Pushing Through Fear

Morgan – Kentucky

Morgan

I open a text and it is a picture of a boy from my school. His eyes are closed and he has a gun to his head. Across the photo he has written, “It’s time to go.” I share that text with my mom and she calls 911. The police do a wellness visit to his house and call us to let us know he is still alive.

It isn’t the first time I received such messages or see them on social media. I have become the person to go to for teens in my hometown. Some of my friends have also come to me saying they need mental health services, but their parents won’t let them for fear someone may find out.

I started telling my story publicly eight years ago when I was just eight years old. I was diagnosed as clinically depressed as a third grader. My pediatrician encouraged my parents to remove me from school because he said I was emotionally unsafe there.

I didn't tell my parents about my bully at first for fear the bullying would get worse. By the time they discovered it, I was having stomach spams and panic attacks. I would sit down to dinner and would have to retreat to bed because my stomach hurt so much. My mom and dad had to make the difficult decision to put me on antidepressants when I was just eight years old.

But they also told me that bad things are going to happen in life and that I have a choice. They told me I could choose to ignore what happened to me, I could blame others, or I could choose to make a positive difference.

I chose to stand up and speak up and I think we need to encourage and celebrate young people who do. Eight years later, I continue to tell my story and I know it has given young people in my state the courage to do the same.

I started my own anti-bullying foundation and I have never hesitated in telling the mental health challenges I faced or about the need for medication. When I started my work, my state led the nation in teen suicide attempts.

We convinced our governor to appoint a statewide task force to study the issue of bullying and during that year of study, I learned a great deal about childhood adverse experiences and worked to open a youth mental health drop in center in my region. I use proceeds from our annual Kindness Walk to provide food and toiletry items for young people who visit it.

The Zone, as it is called, reaches students in an 18-county region. It targets 16 to 25-year-olds and we have expanded to also reach middle school students. They can participate in recreational activities from 3 to 6 p.m. each day. Participants are required to identify a goal. I have learned that young people who have mental health needs may also need access to services to obtain their GED, court services and grief counseling. All of this and more is provided. In fact, for those whose parents won’t provide the support they need, teens can sign for their own mental health services at age 16.

While serving on that statewide task force, I also learned my state had recently overhauled the juvenile justice system and saved millions of dollars. I also learned that many schools, including several in my own hometown, have entire schools who receive food through the free lunch program. Many or most of those students are eligible for Medicaid services. If my state of Kentucky will use some of the savings to match Medicaid dollars, we can provide every student in need of mental health services a pathway for help.

I was lucky because I had advocates that fought for me and helped me see I had a voice and I could use it for good. Not every child does.

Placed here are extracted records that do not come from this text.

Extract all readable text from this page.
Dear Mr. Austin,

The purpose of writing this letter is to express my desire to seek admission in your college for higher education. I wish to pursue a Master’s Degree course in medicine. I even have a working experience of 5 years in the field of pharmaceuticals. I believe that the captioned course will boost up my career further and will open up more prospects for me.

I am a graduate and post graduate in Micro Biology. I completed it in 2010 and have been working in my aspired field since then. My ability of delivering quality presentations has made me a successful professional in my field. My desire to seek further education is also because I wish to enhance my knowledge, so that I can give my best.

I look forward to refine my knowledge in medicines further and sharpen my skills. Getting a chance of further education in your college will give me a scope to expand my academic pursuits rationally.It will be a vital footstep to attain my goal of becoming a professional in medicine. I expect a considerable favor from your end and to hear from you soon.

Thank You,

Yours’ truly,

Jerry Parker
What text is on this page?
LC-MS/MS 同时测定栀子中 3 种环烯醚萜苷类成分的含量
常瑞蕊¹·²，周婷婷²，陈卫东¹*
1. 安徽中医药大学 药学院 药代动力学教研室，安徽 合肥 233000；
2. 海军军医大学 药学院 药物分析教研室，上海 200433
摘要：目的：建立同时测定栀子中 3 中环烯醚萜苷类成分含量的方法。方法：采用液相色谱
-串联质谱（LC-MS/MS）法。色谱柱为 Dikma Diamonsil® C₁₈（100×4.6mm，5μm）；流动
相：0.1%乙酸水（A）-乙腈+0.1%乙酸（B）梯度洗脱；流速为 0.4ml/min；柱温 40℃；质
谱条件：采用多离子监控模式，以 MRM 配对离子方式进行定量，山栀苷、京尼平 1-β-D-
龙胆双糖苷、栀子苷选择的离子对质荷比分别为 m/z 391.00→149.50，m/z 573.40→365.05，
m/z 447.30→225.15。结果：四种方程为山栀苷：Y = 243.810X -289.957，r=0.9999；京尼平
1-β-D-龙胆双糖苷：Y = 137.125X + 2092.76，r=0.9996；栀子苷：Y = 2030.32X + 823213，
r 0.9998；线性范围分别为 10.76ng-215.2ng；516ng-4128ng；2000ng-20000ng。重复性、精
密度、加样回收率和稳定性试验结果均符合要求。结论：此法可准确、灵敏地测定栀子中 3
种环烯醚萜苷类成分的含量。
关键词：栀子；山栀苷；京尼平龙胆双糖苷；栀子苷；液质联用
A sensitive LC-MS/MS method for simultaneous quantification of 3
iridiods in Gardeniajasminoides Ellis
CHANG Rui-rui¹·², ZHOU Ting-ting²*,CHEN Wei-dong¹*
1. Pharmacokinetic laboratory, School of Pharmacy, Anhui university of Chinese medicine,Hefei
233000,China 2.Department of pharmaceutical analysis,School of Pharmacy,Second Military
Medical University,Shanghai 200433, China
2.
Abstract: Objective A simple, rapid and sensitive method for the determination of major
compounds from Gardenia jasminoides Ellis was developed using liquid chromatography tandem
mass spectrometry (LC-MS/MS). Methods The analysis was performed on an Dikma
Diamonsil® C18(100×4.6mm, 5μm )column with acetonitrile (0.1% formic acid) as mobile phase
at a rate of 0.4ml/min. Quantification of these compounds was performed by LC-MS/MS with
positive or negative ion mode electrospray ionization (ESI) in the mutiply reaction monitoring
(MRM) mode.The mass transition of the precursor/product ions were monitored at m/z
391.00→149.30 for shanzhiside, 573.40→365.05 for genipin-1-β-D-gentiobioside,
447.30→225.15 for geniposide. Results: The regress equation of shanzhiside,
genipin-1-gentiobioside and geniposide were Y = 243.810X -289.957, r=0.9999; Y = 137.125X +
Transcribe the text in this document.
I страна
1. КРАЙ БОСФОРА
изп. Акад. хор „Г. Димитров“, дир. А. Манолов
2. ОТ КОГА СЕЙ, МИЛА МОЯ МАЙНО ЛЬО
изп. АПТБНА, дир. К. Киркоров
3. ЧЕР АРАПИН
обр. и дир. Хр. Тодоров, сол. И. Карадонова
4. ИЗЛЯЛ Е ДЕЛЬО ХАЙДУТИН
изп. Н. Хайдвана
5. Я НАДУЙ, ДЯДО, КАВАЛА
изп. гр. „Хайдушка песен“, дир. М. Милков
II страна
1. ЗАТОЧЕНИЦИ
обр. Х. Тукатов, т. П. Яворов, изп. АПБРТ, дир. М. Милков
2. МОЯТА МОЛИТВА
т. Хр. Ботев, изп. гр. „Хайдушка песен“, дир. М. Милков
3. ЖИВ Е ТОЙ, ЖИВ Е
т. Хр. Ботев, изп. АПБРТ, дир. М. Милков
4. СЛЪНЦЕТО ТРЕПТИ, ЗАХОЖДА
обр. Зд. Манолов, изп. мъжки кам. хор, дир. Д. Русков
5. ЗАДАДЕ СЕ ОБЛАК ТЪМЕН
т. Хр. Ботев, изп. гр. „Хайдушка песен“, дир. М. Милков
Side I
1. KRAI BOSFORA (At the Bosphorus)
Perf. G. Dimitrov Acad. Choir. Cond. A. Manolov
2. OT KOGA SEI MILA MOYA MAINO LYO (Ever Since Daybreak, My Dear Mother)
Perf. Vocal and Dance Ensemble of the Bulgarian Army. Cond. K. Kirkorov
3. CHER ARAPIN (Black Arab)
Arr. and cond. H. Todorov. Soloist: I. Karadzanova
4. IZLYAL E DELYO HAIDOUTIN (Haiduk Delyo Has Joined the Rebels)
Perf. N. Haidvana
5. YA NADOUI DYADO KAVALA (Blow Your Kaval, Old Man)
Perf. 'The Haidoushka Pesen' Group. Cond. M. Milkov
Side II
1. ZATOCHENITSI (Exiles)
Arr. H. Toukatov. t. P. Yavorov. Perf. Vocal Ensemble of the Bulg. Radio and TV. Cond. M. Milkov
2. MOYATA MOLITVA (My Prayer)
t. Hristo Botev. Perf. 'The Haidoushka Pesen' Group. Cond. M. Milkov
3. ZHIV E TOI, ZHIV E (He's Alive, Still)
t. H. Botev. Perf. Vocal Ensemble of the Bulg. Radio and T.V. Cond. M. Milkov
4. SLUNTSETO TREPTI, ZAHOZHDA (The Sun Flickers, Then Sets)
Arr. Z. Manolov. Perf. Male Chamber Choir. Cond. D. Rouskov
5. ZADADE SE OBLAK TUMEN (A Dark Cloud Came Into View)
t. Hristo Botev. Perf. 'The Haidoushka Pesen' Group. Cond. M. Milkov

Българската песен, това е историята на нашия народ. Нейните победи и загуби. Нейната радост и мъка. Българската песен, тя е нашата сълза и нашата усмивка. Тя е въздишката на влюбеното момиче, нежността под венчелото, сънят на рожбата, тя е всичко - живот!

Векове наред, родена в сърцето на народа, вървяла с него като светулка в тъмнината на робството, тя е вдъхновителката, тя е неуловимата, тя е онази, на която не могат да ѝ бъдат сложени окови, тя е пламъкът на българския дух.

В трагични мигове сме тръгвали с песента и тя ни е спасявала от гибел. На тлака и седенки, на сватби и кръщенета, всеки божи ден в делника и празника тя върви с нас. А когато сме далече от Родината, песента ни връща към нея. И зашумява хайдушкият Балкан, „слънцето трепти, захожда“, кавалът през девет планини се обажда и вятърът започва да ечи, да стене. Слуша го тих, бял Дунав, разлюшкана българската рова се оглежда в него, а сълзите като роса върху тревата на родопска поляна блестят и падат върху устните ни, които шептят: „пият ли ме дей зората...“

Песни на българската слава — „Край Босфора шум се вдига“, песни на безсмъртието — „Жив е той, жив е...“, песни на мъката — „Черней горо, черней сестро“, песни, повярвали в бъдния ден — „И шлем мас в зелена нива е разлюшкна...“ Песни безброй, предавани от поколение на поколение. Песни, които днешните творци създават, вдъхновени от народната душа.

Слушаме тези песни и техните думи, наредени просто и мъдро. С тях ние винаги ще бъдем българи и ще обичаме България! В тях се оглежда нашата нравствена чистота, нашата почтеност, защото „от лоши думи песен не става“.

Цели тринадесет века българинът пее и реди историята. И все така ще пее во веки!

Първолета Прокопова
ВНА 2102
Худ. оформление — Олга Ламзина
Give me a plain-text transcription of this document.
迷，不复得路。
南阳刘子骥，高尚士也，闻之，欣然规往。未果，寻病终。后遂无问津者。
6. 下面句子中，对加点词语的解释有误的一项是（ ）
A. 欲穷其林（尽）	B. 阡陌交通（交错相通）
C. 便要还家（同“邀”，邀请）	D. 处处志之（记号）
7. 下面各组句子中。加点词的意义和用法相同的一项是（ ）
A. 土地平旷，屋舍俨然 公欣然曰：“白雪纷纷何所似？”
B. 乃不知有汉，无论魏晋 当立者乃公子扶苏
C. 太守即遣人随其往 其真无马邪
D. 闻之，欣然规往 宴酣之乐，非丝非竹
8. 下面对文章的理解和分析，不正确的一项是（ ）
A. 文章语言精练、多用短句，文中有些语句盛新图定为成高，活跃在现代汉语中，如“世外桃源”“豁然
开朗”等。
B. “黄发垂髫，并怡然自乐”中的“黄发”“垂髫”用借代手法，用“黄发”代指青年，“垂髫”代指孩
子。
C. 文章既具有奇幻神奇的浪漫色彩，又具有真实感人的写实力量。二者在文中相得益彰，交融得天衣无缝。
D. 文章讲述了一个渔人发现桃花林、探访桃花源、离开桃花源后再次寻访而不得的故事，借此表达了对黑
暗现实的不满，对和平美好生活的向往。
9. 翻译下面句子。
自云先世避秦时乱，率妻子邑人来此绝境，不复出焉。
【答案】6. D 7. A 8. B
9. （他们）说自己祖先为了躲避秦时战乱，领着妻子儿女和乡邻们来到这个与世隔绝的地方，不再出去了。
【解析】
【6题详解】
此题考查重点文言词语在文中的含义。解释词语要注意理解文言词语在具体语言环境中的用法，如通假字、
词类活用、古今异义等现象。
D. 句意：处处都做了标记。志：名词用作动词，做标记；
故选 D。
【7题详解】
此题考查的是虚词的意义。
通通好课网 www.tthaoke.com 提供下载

In fact, I am driven to continue my work because of my Uncle Mark. He was also bullied at age 8. But he was bullied by a teacher. I know his story so well. I can see him sitting in a small classroom as he raises his hand to ask permission to go to the bathroom. The teacher coldly responds with one word, “No!” He sits there and urine streams down his leg. He sits in it all day. He struggles for many years. By age 33, he had attempted suicide 18 times in just 6 months. Most of the time, he took pills, would panic and then call 911. His stomach would be pumped and a judge often would send him to a mental health hospital two hours away for a 72- hour evaluation.

On his last visit there, he found a way to lock the door, he took a ceiling tile down and replaced it with his bedsheet. The sheet was too long and so he got down on his knees. He hung himself. He would live for five days but never regained consciousness.

Mark never could get the diagnosis he needed, no one wanted to talk about it, and everyone wanted him to act as “normal” as he looked.

I tell his story because it is important for all of us to know the impact of our words - - - of our actions. I am grateful that MY story is full of people who believed me AND fought for me.

There are a lot of Mark’s who need hope. What I learned is when others believe in you, you begin to see beyond your own needs and see the suffering around you. The more I lifted up the issue, the more I heard from kids who felt like no heard them, that no one believed them, — and that no one would help them.

Over the years, my story has often been misunderstood. It was never about a teacher, a school, . . . or even a bully. My story is about every one of us. It is about how we treat one another and what we put out in the world. It is about you setting an example you want me to follow. And it is about me taking responsibility for how I treat others. But most importantly, it is about us looking up and around and reaching out to help those who are suffering. We need to find creative solutions like the youth mental health drop in centers and utilizing Medicaid and state match opportunities to get young people (and particularly those who may not have the resources), access to mental health services. Let’s go!

NIH recognizes these talented essay winners for their thoughtfulness and creativity in addressing youth mental health. These essays are written in the students' own words, are unedited, and do not necessarily represent the views of NIH, HHS, or the federal government.